Sola Scriptura
Sola Scriptura I take it is the view that the Bible (The 66 books of the Old and New Testaments) is the only infallible and authoritative source for matters of faith and practice.
Here are just four of the difficulties I see facing Sola Scriptura.
1. Nowhere within written Scripture does it contain a list of those books which are to be included in the Canon, nor which are to be excluded. In other words, at the very outset, it seems the Sola Scriptura Christian has to adopt an extra-biblical principle as dogma: namely, "only the 66 books are the Bible."
Where is the justification for adopting such a principle? Reason? Scholarly ability? Implicit in Scripture?
2. Scripture must be interpreted. The problem for the Sola Scriptura Christian seems to be finding the "true/proper/best" interpretation, for it seems to me that each denomination, non-denomination, sect, and para-church organization under the Sola Scriptura umbrella claims to have THE best, and truest interpretation of Scripture. Each group claims to have the best historical, hermeneutical, contextual "evidence" for their position.
The result seems to be that the Christian himself must come to certain "convictions" from his reading of Scripture. Granted these convictions may or may not be based on sound reasoning from Scripture, exhaustive historical study, comprehensive original language exegesis, consistent hermeneutics, and so on, but ultimately it comes down to, let's call him Joe, Joe's interpretation of Scripture being the arbiter for all of his decisions.
Put again, Joe has convictions X, Y, and Z from Scripture alone.
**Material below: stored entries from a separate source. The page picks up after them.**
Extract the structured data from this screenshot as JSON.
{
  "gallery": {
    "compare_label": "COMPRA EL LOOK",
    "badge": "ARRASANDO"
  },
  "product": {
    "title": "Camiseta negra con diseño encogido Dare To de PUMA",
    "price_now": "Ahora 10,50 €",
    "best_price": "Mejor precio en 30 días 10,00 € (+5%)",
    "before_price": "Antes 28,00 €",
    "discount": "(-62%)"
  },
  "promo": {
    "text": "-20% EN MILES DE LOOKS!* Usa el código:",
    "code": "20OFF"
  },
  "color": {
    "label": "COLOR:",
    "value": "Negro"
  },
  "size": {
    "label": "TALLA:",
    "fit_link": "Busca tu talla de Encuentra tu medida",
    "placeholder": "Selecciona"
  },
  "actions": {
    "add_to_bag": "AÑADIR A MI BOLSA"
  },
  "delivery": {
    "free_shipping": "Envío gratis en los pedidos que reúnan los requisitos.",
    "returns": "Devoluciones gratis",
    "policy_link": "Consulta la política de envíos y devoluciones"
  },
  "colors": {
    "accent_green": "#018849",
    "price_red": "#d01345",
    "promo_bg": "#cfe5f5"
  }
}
Joe will then, of course, find the church denomination that agrees with HIS interpretation (Church W who holds to X, Y, and Z), convinced all the way that he, Joe, is in the TRUE/BEST church (because it matches up at least for the most part with his convictions). Further, Joe will deftly denounce all those persons, churches, patriarchs, documents, etc. that do not conform to his interpretation.
The problem is that Joe's interpretation is fallible. Joe's interpretation is subject to error, folly, bias, ignorance, and much more. Joe must rely on his reasoning abilities to secure him the truth, but his reasoning abilities are by nature imperfect. So how does Joe really know that he is in the true church, and that his convictions are true biblical convictions? Faith? The number of conservative scholars he can list who agree with him? The Holy Spirit? Burning in the Bosom? He just knows it?
3. I'm convinced that not until the Reformation did any significant portion of Christendom hold to a view akin to Sola Scriptura. In fact, it was only a heretical school, Arianism, that wanted to restrict the debate with Athanasius to scripture alone. Evidently, the Arians had amassed, what in their minds was, a heap of Scriptural "evidence" for their interpretation of Christ's personhood, and as a result the Arians wanted to be refuted on scriptural terms alone.
4. Tied to number one. The very councils that gave Christendom the Official Canon, the very councils that defined for Christendom the nature of Christ's divinity (the Homousios), the very councils that decreed as heresy sects that rallied against Christendom, those councils that taught so many truths, well... those very councils ALSO taught other things that the Sola Scriptura Christian will deny. In other words, the Sola Scriptura Christian claims the councils were correct in some things, e.g., the Canon, but wrong in other things, e.g., Mary is the Theotokos. How do the Sola Scriptura Protestants justify what I call "picking and choosing"? This canon is correct, this one's wrong, this one's right, this one's not... All based on their individual convictions from Scripture (tied to number 2).
There are more arguments to be made against Sola Scriptura and better minds to articulate them, but on five hours of sleep it is the best I can offer right now, and it does represent my general difficulties with the Sola Scriptura position as it stands in modern day Protestantism, even if roughly written.
Posted by jeremy stock at January 30, 2002 09:44 PMExcellent comment. Two points to add; unfortunately
many advocates of S.S. expand the application of scripture
to every facet of life. This leads to a difficulty
witnessing to many atheists, since the conclusion
is falsifiable. (e.g. where is the recipe for
lasagna in scripture? why does scripture remain silent
on PI? etc. ad nauseum)
Secondly; "and liberal scholars" As in how many
"liberal scholars" agree with "Joe".